Oracle has secured a three-year deal to supply its software and services to all NZ government departments and agencies, making it the second-largest global ICT supplier to the government.
The deal was negotiated by the Department of Internal Affairs and, according to the department, “cements an 18-month commitment from many agencies across government and shows the strength of agencies working collaboratively.”
It follows the announcement in March 2014 of “a new ICT common capability programme” led by the Department of Internal Affairs. The department’s web site said: “The Software Acquisition Strategy (SAS) programme will extend the successful Microsoft G2012 cross-government licensing approach to other global software providers. The first focus will be on VMware, Oracle and Citrix.”
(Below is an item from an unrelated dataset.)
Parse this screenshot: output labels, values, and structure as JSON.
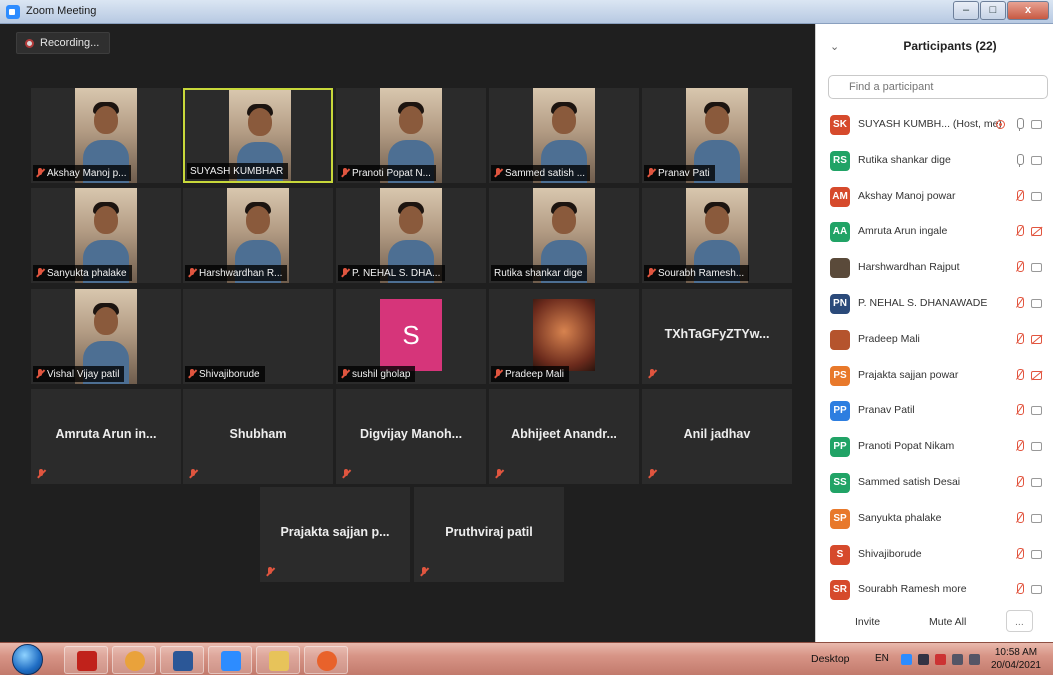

Computerworld was unable to find any indication on the website that deals with VMware and Citrix have been concluded.
Acting Government Technology Officer, Russell Cooke, said: “We have established the New Zealand Government as a single customer, which has given us a number of direct benefits including the scale to negotiate more favourable and flexible terms, particularly around costs and minimum commitments. This approach has enabled us to negotiate substantial savings and benefits tailored to government needs and requirements.”
He added: “This is an exciting and important position for New Zealand that demonstrates the collaboration and collective strength that agency chief executives aspired to when we developed the Government ICT Strategy. Our vision is to create a single, coherent government ICT system that enables a radical transformation of public services. Our agreement with Oracle is another big step towards achieving this goal.”
According to the department’s web site, the deal covers existing and new licensing of Oracle’s software, cloud service and appliances’ catalogue and allows eligible government agencies to buy new software licences, cloud services and appliances from Oracle under standardised terms and for existing software licences to be transferred to these terms.
“The establishment of government agencies as a single customer has created an economy of scale and an ability to negotiate considerable benefits including… discounted rates on all on-premises products and cloud services; [the] ability to transfer licences between agencies and authorised parties; [the] ability to reinvest legacy on-premises licensing in cloud services; [the option for agencies to take up a new, unique support service.”
The department said the deal was “projected to generate significant savings across the public sector over its initial three-year term, as well as time and resources through a simplified procurement process.” (There is an option for a two-year extension).
It added that the deal made the government one of Oracle’s top 200 global customers and would provide it with direct access to Oracle’s strategic decision makers.
“The Department of Internal Affairs, the lead agency for the agreement, will provide a representative to liaise with Oracle and attend global forums on behalf of New Zealand’s government sector,” the department’s statement said.